Nilai ekonomi pendidikan secara singkat dapat dirumuskan setidak-tidaknya, manfaatnya sama dengan jumlah nilai biaya yang telah dikorbankan selama dalam masa pendidikan. Bilamana seseorang (dengan anggapan bahwa faktor-faktor lain adalah tetap) telah menamatkan suatu program pendidikan, tetapi setelah bekerja sampai dengan pensiun tidak dapat mengembalikan akumulasi nilai investasi yang pernah digunakan untuk mendapatkan pengetahuan, kerampilan, dan kemampuannya (human capital), maka nilai pasar dari segala kemampuannya relatif rendah.
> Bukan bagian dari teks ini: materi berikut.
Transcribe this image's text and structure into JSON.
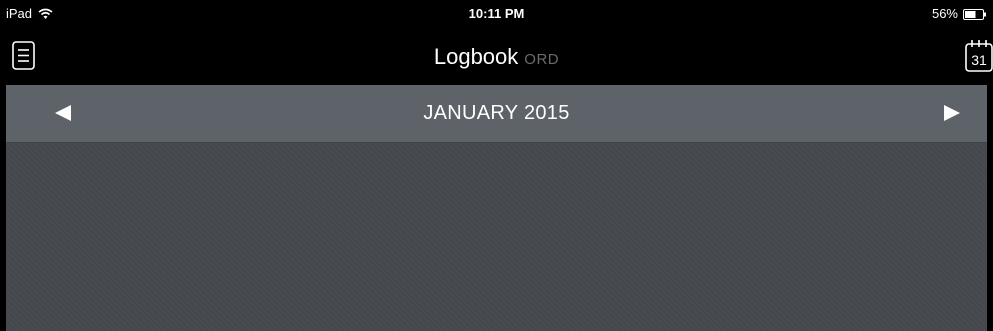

Sebelum variabel-variabel pendidikan diakomodasi ke dalam ilmu ekonomi, variabel-variabel itu termasuk ke dalam kelompok variabel ilmu sosial, tetapi lama kelaziman ilmu ekonomi berkembang, dan mulai mempelajari bahwa perilaku variabel sosial itu dapat dipandang sebagai variabel ekonomi. Dalam arti, perilaku variabel-variabel tersebut balk sebagian maupun seluruhnya dikendali¬kan oleh motif ekonomi. Semua komponen pembiayaan yang dikeluarkan untuk kelangsungan proses pendidikan, menjadi biaya investasi bilamana dilihat bahwa sumber daya manusia balk sebagal faktor produksi maupun sebagai tujuan dari proses produksi.
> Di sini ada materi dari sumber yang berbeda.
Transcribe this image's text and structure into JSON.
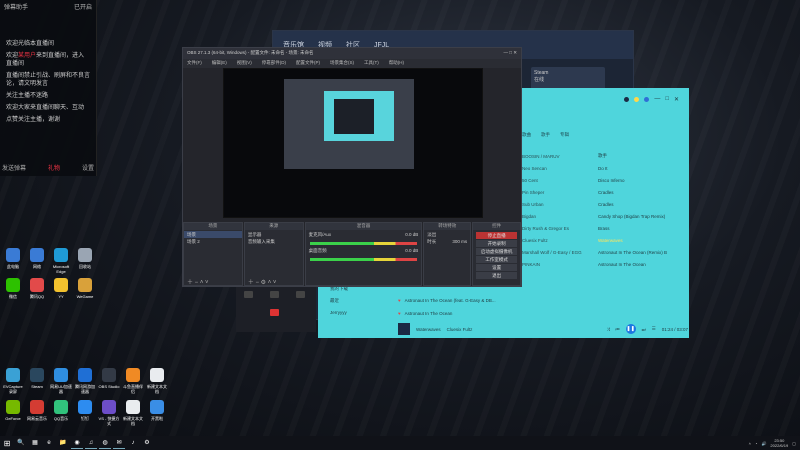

Dari perspektif benefit pendidikan, Cohn (1979) memerinci empat nilai ekonomi pendidikan, yaitu: Pertama, berdasarkan pendekatan human capital yang mengkonstantasi hubungan linier antara investment of education dengan higher productivity dan higher earning. Dalam pengertian, manusia sebagai modal dasar yang diinvestasikan dalam pendidikan akan menghasilkan manusia terdidik yang produktif, dan meningkatnya penghasilan sebagai akibat dari kualitas kinerja yang ditampilkan oleh manusia terdidik tersebut.
Kedua, berdasarkan pendekatan radikal yang menyatakan bahwa pendidikan yang lebih balk- diperuntukkan bagi tingkatan ekonomi tinggi. Tingkatan pendidikan sebagai penentu masa depan manusia harus mendukung seluruh lapisan masyarakat sesuai dengan kemampuan akademik dan sosial mereka.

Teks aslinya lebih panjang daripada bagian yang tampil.